[Skiboot] [RFC PATCH] nvram: Flag dangerous NVRAM options
Michael Neuling
mikey at neuling.org
Fri May 3 15:24:47 AEST 2019
On Fri, 2019-05-03 at 15:04 +1000, Oliver wrote:
> On Fri, May 3, 2019 at 1:48 PM Michael Neuling <mikey at neuling.org> wrote:
> > Most nvram options used by skiboot are just for debug or testing for
> > regressions. They should never be used long term.
> >
> > We've hit a number of issues in testing and the field where nvram
> > options have been set "temporaily" but haven't been properly cleared
> > after, resulting in crashes or real bugs being masked.
> >
> > This patch marks most nvram options used by skiboot as dangerous and
> > prints a chicken to remind users of the problem.
> >
> > Signed-off-by: Michael Neuling <mikey at neuling.org>
> > ---
> > core/hmi.c | 2 +-
> > core/init.c | 8 ++++----
> > core/nvram-format.c | 22 ++++++++++++++++++----
> > core/platform.c | 2 +-
> > core/test/run-nvram-format.c | 10 +++++-----
> > hw/lpc-uart.c | 2 +-
> > hw/npu2-common.c | 2 +-
> > hw/npu2-opencapi.c | 2 +-
> > hw/phb4.c | 11 +++++------
> > hw/slw.c | 2 +-
> > hw/xscom.c | 2 +-
> > include/nvram.h | 4 ++--
> > libstb/secureboot.c | 2 +-
> > libstb/trustedboot.c | 2 +-
> > 14 files changed, 43 insertions(+), 30 deletions(-)
> >
> > diff --git a/core/hmi.c b/core/hmi.c
> > index e813286009..c6e0f62126 100644
> > --- a/core/hmi.c
> > +++ b/core/hmi.c
> > @@ -672,7 +672,7 @@ static void find_npu2_checkstop_reason(int flat_chip_id,
> > if (!total_errors)
> > return;
> >
> > - npu2_hmi_verbose = nvram_query_eq("npu2-hmi-verbose", "true");
> > + npu2_hmi_verbose = nvram_query_eq("npu2-hmi-verbose", "true",
> > false);
> > /* Force this for now until we sort out something better */
> > npu2_hmi_verbose = true;
> >
> > diff --git a/core/init.c b/core/init.c
> > index 0fe6c16820..c3e2a80963 100644
> > --- a/core/init.c
> > +++ b/core/init.c
> > @@ -582,7 +582,7 @@ void __noreturn load_and_boot_kernel(bool is_reboot)

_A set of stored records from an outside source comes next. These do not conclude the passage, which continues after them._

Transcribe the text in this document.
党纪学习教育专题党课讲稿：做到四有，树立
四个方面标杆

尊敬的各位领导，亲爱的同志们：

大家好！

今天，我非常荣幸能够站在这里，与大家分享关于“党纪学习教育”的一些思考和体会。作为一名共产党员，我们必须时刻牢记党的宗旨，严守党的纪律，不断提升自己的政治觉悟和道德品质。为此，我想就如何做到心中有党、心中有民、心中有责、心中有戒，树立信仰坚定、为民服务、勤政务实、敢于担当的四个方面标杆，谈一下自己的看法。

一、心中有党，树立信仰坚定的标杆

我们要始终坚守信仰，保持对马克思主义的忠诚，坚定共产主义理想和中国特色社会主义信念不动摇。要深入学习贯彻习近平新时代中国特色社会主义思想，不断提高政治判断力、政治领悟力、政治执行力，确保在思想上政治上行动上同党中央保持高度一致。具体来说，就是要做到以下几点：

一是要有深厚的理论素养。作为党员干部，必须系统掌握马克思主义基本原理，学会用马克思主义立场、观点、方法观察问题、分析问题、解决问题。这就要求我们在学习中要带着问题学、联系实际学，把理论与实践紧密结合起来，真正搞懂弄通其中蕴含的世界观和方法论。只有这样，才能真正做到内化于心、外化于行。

> > fsp_console_select_stdout();
> >
> > /* Use nvram bootargs over device tree */
> > - cmdline = nvram_query("bootargs");
> > + cmdline = nvram_query("bootargs", false);
>
> The thing that motivated this patch was people disabling STOP states
> on CI boxes.
Yep and the new option suggested by Brian and Alexey.
> Is allowing 'powersave=off' in the petitkernel's bootargs
> really any better?
I think this make life better but it's not perfect for sure.
> > if (cmdline) {
> > dt_check_del_prop(dt_chosen, "bootargs");
> > dt_add_property_string(dt_chosen, "bootargs", cmdline);
> > @@ -740,7 +740,7 @@ static void console_log_level(void)
> >
> > /* console log level:
> > * high 4 bits in memory, low 4 bits driver (e.g. uart). */
> > - s = nvram_query("log-level-driver");
> > + s = nvram_query("log-level-driver", false);
> > if (s) {
> > level = console_get_level(s);
> > debug_descriptor.console_log_levels =
> > @@ -749,7 +749,7 @@ static void console_log_level(void)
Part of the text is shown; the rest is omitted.